The fictional creation in real life isn’t exactly a new concept in film (e.g. “Stranger than Fiction”) and the complete control over the girlfriend is especially common (e.g. “Stepford Wives”), but what is new is how this film handles the god concept idea. “You could do anything, change anything you don’t like about her — make her boobs bigger!” Calvin’s brother Harry (Chris Messina) suggests early in the film to Calvin. And if you recall, that’s exactly what the husbands do in films such as “Stepford Wives,” and this would have been a dull film if it had gone that route. Instead Calvin resists his brother’s suggestions, saying he will write about Ruby no more…that is until trouble enters his idealistic romance and he dusts off the old typewriter. It’s a slippery slope that really brings out Calvin’s darker qualities and insecurities.
“Ruby Sparks” was written by Zoe Kazan, who also stars as the title character. Kazan is a phenomenal young talent. She has the doe-like, wide-eyed wonder quality that makes girls such as Zooey Deschanel so fascinating to many. So not only is she alluring in her role as Ruby, but she’s also the brains behind the whole film. The movie is pretty low budget and most of it occurs in the confines of Calvin’s apartment, so a lot of the film is dependent on the quality of the script and the dialogue. I loved the high level of thought that went into this film and the large range of emotions it develops in such a limited setting. There are genuine laughs, but also real soul torturing moments. This film is up there with darker indie romantic comedies such as “(500) Days of Summer.”

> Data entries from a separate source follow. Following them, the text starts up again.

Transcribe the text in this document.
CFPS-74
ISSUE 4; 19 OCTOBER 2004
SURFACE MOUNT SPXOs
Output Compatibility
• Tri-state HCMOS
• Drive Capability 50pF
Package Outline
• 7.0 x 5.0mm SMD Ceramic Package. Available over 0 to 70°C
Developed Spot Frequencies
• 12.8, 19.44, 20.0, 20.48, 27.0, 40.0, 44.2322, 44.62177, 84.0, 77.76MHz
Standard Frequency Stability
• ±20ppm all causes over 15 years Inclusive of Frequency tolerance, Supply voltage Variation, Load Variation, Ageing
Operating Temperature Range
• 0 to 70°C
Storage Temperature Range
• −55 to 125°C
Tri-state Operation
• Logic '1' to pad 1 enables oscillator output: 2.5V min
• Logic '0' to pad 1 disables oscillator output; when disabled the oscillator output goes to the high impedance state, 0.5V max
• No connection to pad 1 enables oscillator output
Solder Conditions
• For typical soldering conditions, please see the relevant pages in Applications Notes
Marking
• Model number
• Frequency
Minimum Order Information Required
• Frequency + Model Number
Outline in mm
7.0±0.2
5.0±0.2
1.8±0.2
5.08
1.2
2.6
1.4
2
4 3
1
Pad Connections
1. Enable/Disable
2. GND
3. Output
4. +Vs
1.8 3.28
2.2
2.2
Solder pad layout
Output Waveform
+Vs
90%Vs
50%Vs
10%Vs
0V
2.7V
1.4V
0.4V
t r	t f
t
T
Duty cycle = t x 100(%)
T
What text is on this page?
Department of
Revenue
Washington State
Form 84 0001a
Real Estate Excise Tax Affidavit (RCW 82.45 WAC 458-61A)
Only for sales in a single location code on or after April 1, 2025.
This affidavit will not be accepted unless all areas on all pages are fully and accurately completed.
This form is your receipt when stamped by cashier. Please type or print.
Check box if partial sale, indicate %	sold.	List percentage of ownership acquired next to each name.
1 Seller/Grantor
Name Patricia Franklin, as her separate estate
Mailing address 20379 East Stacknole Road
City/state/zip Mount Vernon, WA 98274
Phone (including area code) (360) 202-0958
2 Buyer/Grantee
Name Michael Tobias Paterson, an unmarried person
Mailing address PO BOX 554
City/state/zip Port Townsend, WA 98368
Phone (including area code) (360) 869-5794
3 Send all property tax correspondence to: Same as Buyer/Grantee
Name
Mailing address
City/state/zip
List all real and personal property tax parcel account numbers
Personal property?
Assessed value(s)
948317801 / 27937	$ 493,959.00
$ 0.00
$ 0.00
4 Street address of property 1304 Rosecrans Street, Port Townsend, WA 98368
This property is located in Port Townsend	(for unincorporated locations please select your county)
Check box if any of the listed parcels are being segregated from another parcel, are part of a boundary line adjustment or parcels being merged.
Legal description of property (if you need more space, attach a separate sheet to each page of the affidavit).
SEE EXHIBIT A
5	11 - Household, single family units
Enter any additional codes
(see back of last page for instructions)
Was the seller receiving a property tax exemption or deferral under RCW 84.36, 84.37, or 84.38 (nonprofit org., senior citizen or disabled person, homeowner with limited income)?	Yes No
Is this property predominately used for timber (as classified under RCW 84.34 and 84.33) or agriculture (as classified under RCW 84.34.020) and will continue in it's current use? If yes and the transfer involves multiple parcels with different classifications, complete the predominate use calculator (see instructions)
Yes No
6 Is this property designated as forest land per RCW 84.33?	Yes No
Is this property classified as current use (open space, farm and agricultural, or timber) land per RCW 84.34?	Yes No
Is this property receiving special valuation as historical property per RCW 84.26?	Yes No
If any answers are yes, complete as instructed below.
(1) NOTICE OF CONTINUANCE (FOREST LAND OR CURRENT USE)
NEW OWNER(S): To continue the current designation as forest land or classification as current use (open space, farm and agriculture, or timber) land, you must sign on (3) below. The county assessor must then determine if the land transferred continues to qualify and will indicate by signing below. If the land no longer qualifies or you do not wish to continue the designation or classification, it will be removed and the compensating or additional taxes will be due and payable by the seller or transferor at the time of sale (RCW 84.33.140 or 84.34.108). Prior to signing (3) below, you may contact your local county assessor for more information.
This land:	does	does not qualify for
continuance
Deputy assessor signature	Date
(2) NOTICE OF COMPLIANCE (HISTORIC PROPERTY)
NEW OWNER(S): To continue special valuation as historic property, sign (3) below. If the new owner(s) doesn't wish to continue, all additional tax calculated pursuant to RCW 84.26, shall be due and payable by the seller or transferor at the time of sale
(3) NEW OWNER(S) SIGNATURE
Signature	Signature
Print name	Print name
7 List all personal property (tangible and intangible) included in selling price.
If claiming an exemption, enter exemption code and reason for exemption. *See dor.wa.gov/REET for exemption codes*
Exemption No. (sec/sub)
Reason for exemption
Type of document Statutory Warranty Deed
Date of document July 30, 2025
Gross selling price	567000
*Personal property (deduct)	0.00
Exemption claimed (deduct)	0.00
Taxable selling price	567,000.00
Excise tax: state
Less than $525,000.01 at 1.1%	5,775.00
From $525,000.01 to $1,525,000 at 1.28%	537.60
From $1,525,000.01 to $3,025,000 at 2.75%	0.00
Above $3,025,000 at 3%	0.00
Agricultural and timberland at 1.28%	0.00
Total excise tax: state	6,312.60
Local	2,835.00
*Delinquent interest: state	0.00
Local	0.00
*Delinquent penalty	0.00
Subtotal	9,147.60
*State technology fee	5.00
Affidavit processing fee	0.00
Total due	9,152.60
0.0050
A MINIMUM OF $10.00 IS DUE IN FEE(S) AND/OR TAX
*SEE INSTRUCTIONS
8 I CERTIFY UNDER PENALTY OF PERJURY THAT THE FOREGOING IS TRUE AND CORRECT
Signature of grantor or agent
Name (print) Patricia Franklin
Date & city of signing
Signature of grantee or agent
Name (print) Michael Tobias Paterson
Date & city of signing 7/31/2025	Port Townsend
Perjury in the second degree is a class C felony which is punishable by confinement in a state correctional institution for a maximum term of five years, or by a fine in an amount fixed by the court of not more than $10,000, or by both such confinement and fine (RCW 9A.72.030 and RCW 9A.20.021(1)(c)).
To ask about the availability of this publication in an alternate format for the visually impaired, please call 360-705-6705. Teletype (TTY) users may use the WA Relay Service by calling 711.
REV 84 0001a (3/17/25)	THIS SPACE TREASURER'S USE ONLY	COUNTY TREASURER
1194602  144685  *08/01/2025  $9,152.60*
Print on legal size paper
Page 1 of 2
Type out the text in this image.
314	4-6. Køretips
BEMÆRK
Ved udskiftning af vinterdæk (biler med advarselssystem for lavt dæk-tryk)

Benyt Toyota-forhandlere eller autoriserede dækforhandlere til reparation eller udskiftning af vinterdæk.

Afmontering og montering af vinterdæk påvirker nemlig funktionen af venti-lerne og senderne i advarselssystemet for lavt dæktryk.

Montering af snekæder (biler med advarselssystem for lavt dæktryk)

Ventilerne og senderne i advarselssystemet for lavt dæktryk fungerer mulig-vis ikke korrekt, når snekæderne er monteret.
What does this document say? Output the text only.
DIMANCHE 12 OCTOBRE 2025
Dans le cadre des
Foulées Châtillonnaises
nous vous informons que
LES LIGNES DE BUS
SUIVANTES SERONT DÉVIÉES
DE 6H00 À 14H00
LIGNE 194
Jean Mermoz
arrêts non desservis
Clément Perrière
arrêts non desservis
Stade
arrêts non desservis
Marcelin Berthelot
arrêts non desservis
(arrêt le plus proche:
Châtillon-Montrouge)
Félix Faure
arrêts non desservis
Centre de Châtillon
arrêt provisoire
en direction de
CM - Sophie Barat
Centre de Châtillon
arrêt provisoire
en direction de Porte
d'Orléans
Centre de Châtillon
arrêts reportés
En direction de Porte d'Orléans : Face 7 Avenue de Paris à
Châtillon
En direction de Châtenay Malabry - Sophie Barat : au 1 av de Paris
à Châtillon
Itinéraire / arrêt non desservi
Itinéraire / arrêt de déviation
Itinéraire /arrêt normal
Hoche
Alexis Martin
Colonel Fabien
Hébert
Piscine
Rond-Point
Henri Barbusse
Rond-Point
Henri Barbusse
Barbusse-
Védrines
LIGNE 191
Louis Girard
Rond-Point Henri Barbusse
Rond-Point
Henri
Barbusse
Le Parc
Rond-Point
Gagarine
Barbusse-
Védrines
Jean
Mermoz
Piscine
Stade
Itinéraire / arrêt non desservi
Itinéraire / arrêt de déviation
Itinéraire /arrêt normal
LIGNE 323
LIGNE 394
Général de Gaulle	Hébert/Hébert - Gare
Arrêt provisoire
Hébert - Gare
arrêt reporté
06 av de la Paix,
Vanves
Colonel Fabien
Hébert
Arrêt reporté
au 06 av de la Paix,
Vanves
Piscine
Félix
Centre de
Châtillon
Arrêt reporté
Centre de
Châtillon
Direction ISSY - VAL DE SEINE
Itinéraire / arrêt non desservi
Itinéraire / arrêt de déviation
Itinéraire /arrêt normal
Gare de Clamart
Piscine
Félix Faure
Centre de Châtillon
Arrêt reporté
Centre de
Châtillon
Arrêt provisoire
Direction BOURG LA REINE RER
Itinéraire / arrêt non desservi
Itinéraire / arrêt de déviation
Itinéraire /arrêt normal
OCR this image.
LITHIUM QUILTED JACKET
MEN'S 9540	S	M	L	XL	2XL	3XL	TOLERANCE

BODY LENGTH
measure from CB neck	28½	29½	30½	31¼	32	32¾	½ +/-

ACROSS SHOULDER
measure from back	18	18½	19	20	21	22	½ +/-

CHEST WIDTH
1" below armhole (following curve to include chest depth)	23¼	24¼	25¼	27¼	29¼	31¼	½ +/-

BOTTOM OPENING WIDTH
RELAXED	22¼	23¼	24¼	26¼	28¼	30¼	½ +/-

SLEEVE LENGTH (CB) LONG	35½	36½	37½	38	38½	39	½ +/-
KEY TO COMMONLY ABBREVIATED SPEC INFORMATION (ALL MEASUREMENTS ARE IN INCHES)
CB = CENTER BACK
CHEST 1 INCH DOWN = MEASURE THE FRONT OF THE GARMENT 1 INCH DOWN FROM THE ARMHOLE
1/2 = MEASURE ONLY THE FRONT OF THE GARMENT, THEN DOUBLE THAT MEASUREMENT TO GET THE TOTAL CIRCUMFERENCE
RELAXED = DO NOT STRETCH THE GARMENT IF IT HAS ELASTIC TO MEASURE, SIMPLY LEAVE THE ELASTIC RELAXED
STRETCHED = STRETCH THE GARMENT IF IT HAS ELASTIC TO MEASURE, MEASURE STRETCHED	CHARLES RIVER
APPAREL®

In “Ruby Sparks,” we learn less about what makes Ruby “Ruby” than we learn about what really makes Calvin “Calvin.” When trying to answer who or what is Ruby, it all comes back to Calvin and who he is. When he oversteps his bounds and really takes control, we see a very dark Calvin. While Calvin isn’t a bad guy, he is also unwilling to acknowledge his own flaws and until he does, he can never truly love Ruby or anyone. In journeying with Calvin on his journey of self-reflection and definition, the audience is forced to also redefine who they think of themselves and how they think of their own relationships. You know a film is good when it makes you think not only about its story, but your own life story.
“Ruby Sparks” manages to take everything I like about reading, but actually capture that on film. There’s an engaging story that makes me think and still leaves plenty to my imagination. It’s obvious that I’m excited to see what Kazan dreams up next.